A Spark in Childhood
Cat Easdon fell in love with computers as a child. She was captivated by how they worked, tinkering with both software and hardware until she confronted the foundational questions of trust, security, and privacy. These questions took on greater urgency after the 7/7 bombings in her hometown of London in 2005, which led to expanded surveillance in the name of security. Suddenly, the privacy risks she had been exploring felt very real.
A Technologist Turns to Policy
As Cat’s technical knowledge grew, spanning firmware, trusted co-processors, and the low-level architectures that run our devices, so did her awareness of how policy decisions shape the rights and freedoms of Internet users worldwide. She noticed that ill-informed policies could undermine even the strongest technical safeguards.
While researching ways to get involved in policy, she stumbled on the Internet Society. Its Early Career Fellowship (ECF) promised to bridge the gap between technology and policy, exactly what she felt was missing in her work.
I couldn’t believe I’d never heard of the Internet Society. The ECF showed me how much broader Internet governance is, beyond my security and privacy focus. I discovered challenges like widening Internet access and fighting against Internet shutdowns, topics I hadn’t really considered before.”
Through the fellowship, Cat gained a global perspective on digital rights and realized that technical expertise must inform policy discussions. The program’s mentorship, support, and international exposure enabled her to expand beyond hands-on engineering and engage in broader conversations on Internet governance and user-centric privacy solutions.
Why Cultural Differences Matter
One of the themes Cat explored during her fellowship was how cultural differences shape interpretations of privacy. While studying these perspectives, she realized that while the General Data Protection Regulation (GDPR) has had a significant positive impact, its European viewpoint needs to be complemented by other cultural norms, such as those around group and family privacy. Social media features that assume a single “close friends” group or gender-neutral friend recommendations can miss the mark, particularly for users trying to navigate conflicting cultural norms between their home country and their country of residence. (For instance, see Abokhodair and Vieweg’s paper on privacy in the Arab Gulf.)

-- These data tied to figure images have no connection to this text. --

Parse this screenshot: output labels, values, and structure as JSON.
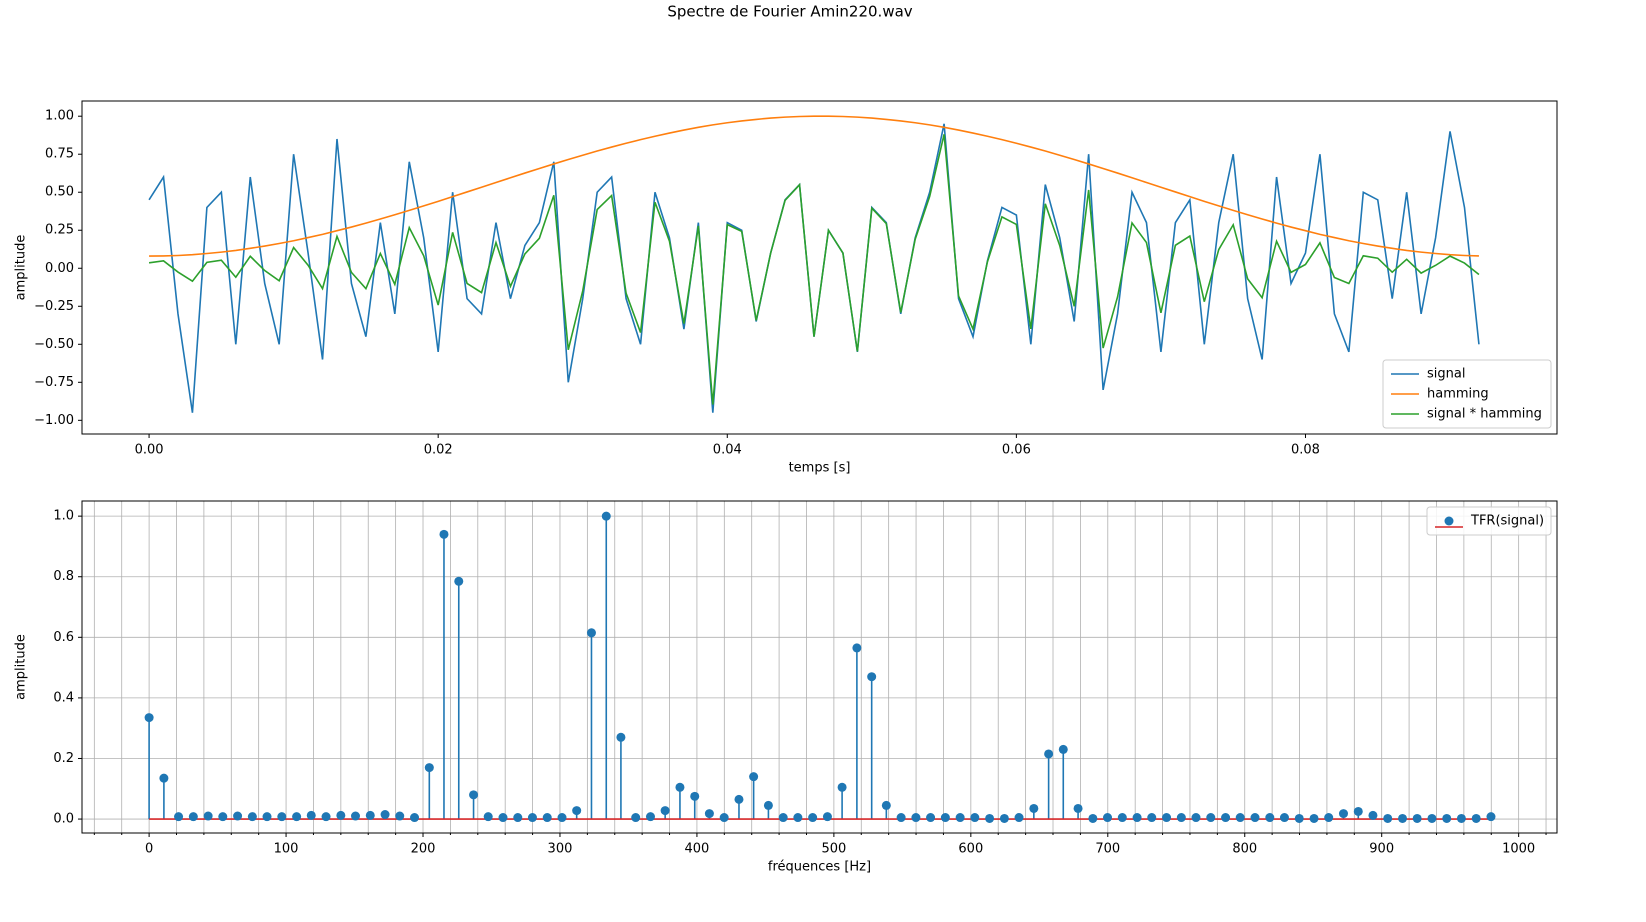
{
  "title": "Spectre de Fourier Amin220.wav",
  "chart_data": [
    {
      "type": "line",
      "xlabel": "temps [s]",
      "ylabel": "amplitude",
      "x": [
        0,
        0.001,
        0.002,
        0.003,
        0.004,
        0.005,
        0.006,
        0.007,
        0.008,
        0.009,
        0.01,
        0.011,
        0.012,
        0.013,
        0.014,
        0.015,
        0.016,
        0.017,
        0.018,
        0.019,
        0.02,
        0.021,
        0.022,
        0.023,
        0.024,
        0.025,
        0.026,
        0.027,
        0.028,
        0.029,
        0.03,
        0.031,
        0.032,
        0.033,
        0.034,
        0.035,
        0.036,
        0.037,
        0.038,
        0.039,
        0.04,
        0.041,
        0.042,
        0.043,
        0.044,
        0.045,
        0.046,
        0.047,
        0.048,
        0.049,
        0.05,
        0.051,
        0.052,
        0.053,
        0.054,
        0.055,
        0.056,
        0.057,
        0.058,
        0.059,
        0.06,
        0.061,
        0.062,
        0.063,
        0.064,
        0.065,
        0.066,
        0.067,
        0.068,
        0.069,
        0.07,
        0.071,
        0.072,
        0.073,
        0.074,
        0.075,
        0.076,
        0.077,
        0.078,
        0.079,
        0.08,
        0.081,
        0.082,
        0.083,
        0.084,
        0.085,
        0.086,
        0.087,
        0.088,
        0.089,
        0.09,
        0.091,
        0.092
      ],
      "series": [
        {
          "name": "signal",
          "color": "#1f77b4",
          "values": [
            0.45,
            0.6,
            -0.3,
            -0.95,
            0.4,
            0.5,
            -0.5,
            0.6,
            -0.1,
            -0.5,
            0.75,
            0.1,
            -0.6,
            0.85,
            -0.1,
            -0.45,
            0.3,
            -0.3,
            0.7,
            0.2,
            -0.55,
            0.5,
            -0.2,
            -0.3,
            0.3,
            -0.2,
            0.15,
            0.3,
            0.7,
            -0.75,
            -0.2,
            0.5,
            0.6,
            -0.2,
            -0.5,
            0.5,
            0.2,
            -0.4,
            0.3,
            -0.95,
            0.3,
            0.25,
            -0.35,
            0.1,
            0.45,
            0.55,
            -0.45,
            0.25,
            0.1,
            -0.55,
            0.4,
            0.3,
            -0.3,
            0.2,
            0.5,
            0.95,
            -0.2,
            -0.45,
            0.05,
            0.4,
            0.35,
            -0.5,
            0.55,
            0.2,
            -0.35,
            0.75,
            -0.8,
            -0.3,
            0.5,
            0.3,
            -0.55,
            0.3,
            0.45,
            -0.5,
            0.3,
            0.75,
            -0.2,
            -0.6,
            0.6,
            -0.1,
            0.1,
            0.75,
            -0.3,
            -0.55,
            0.5,
            0.45,
            -0.2,
            0.5,
            -0.3,
            0.2,
            0.9,
            0.4,
            -0.5
          ]
        },
        {
          "name": "hamming",
          "color": "#ff7f0e",
          "values": [
            0.08,
            0.081,
            0.084,
            0.089,
            0.097,
            0.106,
            0.117,
            0.131,
            0.146,
            0.163,
            0.181,
            0.202,
            0.223,
            0.247,
            0.271,
            0.297,
            0.324,
            0.352,
            0.381,
            0.41,
            0.44,
            0.471,
            0.502,
            0.533,
            0.564,
            0.595,
            0.626,
            0.656,
            0.686,
            0.715,
            0.743,
            0.771,
            0.797,
            0.822,
            0.846,
            0.868,
            0.889,
            0.909,
            0.927,
            0.943,
            0.957,
            0.969,
            0.979,
            0.988,
            0.994,
            0.998,
            1.0,
            1.0,
            0.998,
            0.994,
            0.988,
            0.979,
            0.969,
            0.957,
            0.943,
            0.927,
            0.909,
            0.889,
            0.868,
            0.846,
            0.822,
            0.797,
            0.771,
            0.743,
            0.715,
            0.686,
            0.656,
            0.626,
            0.595,
            0.564,
            0.533,
            0.502,
            0.471,
            0.44,
            0.41,
            0.381,
            0.352,
            0.324,
            0.297,
            0.271,
            0.247,
            0.223,
            0.202,
            0.181,
            0.163,
            0.146,
            0.131,
            0.117,
            0.106,
            0.097,
            0.089,
            0.084,
            0.081
          ]
        },
        {
          "name": "signal * hamming",
          "color": "#2ca02c",
          "values": [
            0.036,
            0.049,
            -0.025,
            -0.085,
            0.039,
            0.053,
            -0.059,
            0.079,
            -0.015,
            -0.082,
            0.136,
            0.02,
            -0.134,
            0.21,
            -0.027,
            -0.134,
            0.097,
            -0.106,
            0.267,
            0.082,
            -0.242,
            0.236,
            -0.1,
            -0.16,
            0.169,
            -0.119,
            0.094,
            0.197,
            0.48,
            -0.536,
            -0.149,
            0.386,
            0.478,
            -0.164,
            -0.423,
            0.434,
            0.178,
            -0.364,
            0.278,
            -0.896,
            0.287,
            0.242,
            -0.343,
            0.099,
            0.447,
            0.549,
            -0.45,
            0.25,
            0.1,
            -0.547,
            0.395,
            0.294,
            -0.291,
            0.191,
            0.472,
            0.881,
            -0.182,
            -0.4,
            0.043,
            0.338,
            0.288,
            -0.399,
            0.424,
            0.149,
            -0.25,
            0.515,
            -0.525,
            -0.188,
            0.298,
            0.169,
            -0.293,
            0.151,
            0.212,
            -0.22,
            0.123,
            0.286,
            -0.07,
            -0.194,
            0.178,
            -0.027,
            0.025,
            0.167,
            -0.061,
            -0.1,
            0.082,
            0.066,
            -0.026,
            0.059,
            -0.032,
            0.019,
            0.08,
            0.034,
            -0.041
          ]
        }
      ],
      "xlim": [
        -0.00464,
        0.0974
      ],
      "ylim": [
        -1.09,
        1.1
      ],
      "xticks": [
        {
          "value": 0,
          "label": "0.00"
        },
        {
          "value": 0.02,
          "label": "0.02"
        },
        {
          "value": 0.04,
          "label": "0.04"
        },
        {
          "value": 0.06,
          "label": "0.06"
        },
        {
          "value": 0.08,
          "label": "0.08"
        }
      ],
      "yticks": [
        {
          "value": -1,
          "label": "−1.00"
        },
        {
          "value": -0.75,
          "label": "−0.75"
        },
        {
          "value": -0.5,
          "label": "−0.50"
        },
        {
          "value": -0.25,
          "label": "−0.25"
        },
        {
          "value": 0,
          "label": "0.00"
        },
        {
          "value": 0.25,
          "label": "0.25"
        },
        {
          "value": 0.5,
          "label": "0.50"
        },
        {
          "value": 0.75,
          "label": "0.75"
        },
        {
          "value": 1,
          "label": "1.00"
        }
      ],
      "grid": false,
      "legend": "lower right"
    },
    {
      "type": "stem",
      "xlabel": "fréquences [Hz]",
      "ylabel": "amplitude",
      "x": [
        0,
        10.8,
        21.5,
        32.3,
        43.1,
        53.8,
        64.6,
        75.4,
        86.1,
        96.9,
        107.7,
        118.4,
        129.2,
        140.0,
        150.7,
        161.5,
        172.3,
        183.0,
        193.8,
        204.6,
        215.3,
        226.1,
        236.9,
        247.6,
        258.4,
        269.2,
        279.9,
        290.7,
        301.5,
        312.2,
        323.0,
        333.8,
        344.5,
        355.3,
        366.1,
        376.8,
        387.6,
        398.4,
        409.1,
        419.9,
        430.7,
        441.4,
        452.2,
        463.0,
        473.7,
        484.5,
        495.3,
        506.0,
        516.8,
        527.6,
        538.3,
        549.1,
        559.9,
        570.6,
        581.4,
        592.2,
        602.9,
        613.7,
        624.5,
        635.2,
        646.0,
        656.8,
        667.5,
        678.3,
        689.1,
        699.8,
        710.6,
        721.4,
        732.1,
        742.9,
        753.7,
        764.4,
        775.2,
        786.0,
        796.7,
        807.5,
        818.3,
        829.0,
        839.8,
        850.6,
        861.3,
        872.1,
        882.9,
        893.6,
        904.4,
        915.2,
        925.9,
        936.7,
        947.5,
        958.2,
        969.0,
        979.8
      ],
      "series": [
        {
          "name": "TFR(signal)",
          "color": "#1f77b4",
          "baseline_color": "#d62728",
          "values": [
            0.335,
            0.135,
            0.008,
            0.008,
            0.01,
            0.008,
            0.01,
            0.008,
            0.008,
            0.008,
            0.008,
            0.012,
            0.008,
            0.012,
            0.01,
            0.012,
            0.015,
            0.01,
            0.005,
            0.17,
            0.94,
            0.785,
            0.08,
            0.008,
            0.005,
            0.005,
            0.005,
            0.005,
            0.005,
            0.028,
            0.615,
            1.0,
            0.27,
            0.005,
            0.008,
            0.028,
            0.105,
            0.075,
            0.018,
            0.005,
            0.065,
            0.14,
            0.045,
            0.005,
            0.005,
            0.005,
            0.008,
            0.105,
            0.565,
            0.47,
            0.045,
            0.005,
            0.005,
            0.005,
            0.005,
            0.005,
            0.005,
            0.002,
            0.002,
            0.005,
            0.035,
            0.215,
            0.23,
            0.035,
            0.002,
            0.005,
            0.005,
            0.005,
            0.005,
            0.005,
            0.005,
            0.005,
            0.005,
            0.005,
            0.005,
            0.005,
            0.005,
            0.005,
            0.002,
            0.002,
            0.005,
            0.018,
            0.025,
            0.012,
            0.002,
            0.002,
            0.002,
            0.002,
            0.002,
            0.002,
            0.002,
            0.008
          ]
        }
      ],
      "xlim": [
        -49,
        1028
      ],
      "ylim": [
        -0.046,
        1.05
      ],
      "xticks": [
        0,
        100,
        200,
        300,
        400,
        500,
        600,
        700,
        800,
        900,
        1000
      ],
      "xminorticks": [
        -40,
        -20,
        20,
        40,
        60,
        80,
        120,
        140,
        160,
        180,
        220,
        240,
        260,
        280,
        320,
        340,
        360,
        380,
        420,
        440,
        460,
        480,
        520,
        540,
        560,
        580,
        620,
        640,
        660,
        680,
        720,
        740,
        760,
        780,
        820,
        840,
        860,
        880,
        920,
        940,
        960,
        980,
        1020
      ],
      "yticks": [
        {
          "value": 0,
          "label": "0.0"
        },
        {
          "value": 0.2,
          "label": "0.2"
        },
        {
          "value": 0.4,
          "label": "0.4"
        },
        {
          "value": 0.6,
          "label": "0.6"
        },
        {
          "value": 0.8,
          "label": "0.8"
        },
        {
          "value": 1,
          "label": "1.0"
        }
      ],
      "grid": true,
      "legend": "upper right"
    }
  ]
}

This inquiry shaped her thinking as she developed her fellowship project, encouraging her to design more inclusive, context-aware privacy tools. To address these cultural blind spots, Cat developed a persona-based privacy threat modeling method, using contrasting user profiles to spot potential design flaws. This ensures privacy frameworks reflect real-world needs, not just theoretical assumptions.
Engineering Privacy: Beyond Legal Compliance
Cat is now a privacy engineer who tackles hands-on technical challenges daily. She points out that privacy isn’t merely about compliance documents; it demands serious engineering. A seemingly simple rule, “delete data after two weeks,” becomes complex in cloud-based environments with cross-border data transfers and third-party providers. If the system architecture doesn’t match the legal promise, user privacy remains at risk.
At the same time, she stresses that technology alone can’t fix unjust data practices. “All the encryption and pseudonymization in the world won’t make unfair data collection fair,” she explains. Ethical and policy-level discussions are just as vital to ensure privacy is respected in the first place.
Driving Real-World Impact
As part of her fellowship experience, Cat developed a user-friendly privacy education course that applied what she was learning about technical policy integration in real-time. The course breaks down complex concepts like secure multi-party computation and differential privacy into everyday language. By integrating culturally aware threat modeling, it helps people recognize how certain design features or data-sharing practices might put them at risk, given their specific cultural or social context.
The course drew significant interest during the fellowship symposium, and Cat is now gathering feedback and expanding its content. In the meantime, her involvement with the Internet Society has been crucial in amplifying her technical voice, helping her illustrate how thoughtful engineering can drive meaningful change in the broader Internet ecosystem.
Looking Ahead: Building on the Fellowship’s Impact
Cat believes privacy engineering is at the same stage as security engineering was in the early 2000s, on the verge of standardization but still lacking unified best practices. She’s expanding her course with interactive content and real-world scenarios to bridge the gap between academic theory and practical application.
Through the Internet Society’s Early Career Fellowship, Cat found the platform she needed to merge her technical expertise with policy advocacy. The program’s mentorship, resources, and global network gave her the confidence and visibility to scale her work and contribute to more inclusive digital rights frameworks.
For anyone interested in shaping the digital world, Cat offers this advice: “Don’t hesitate to jump right in. There’s an immense need for cross-disciplinary voices in privacy research and engineering. Your work could truly improve how people experience the Internet every single day.”
Today, from her home in Austria, Cat continues to champion privacy as both a personal right and a societal cornerstone.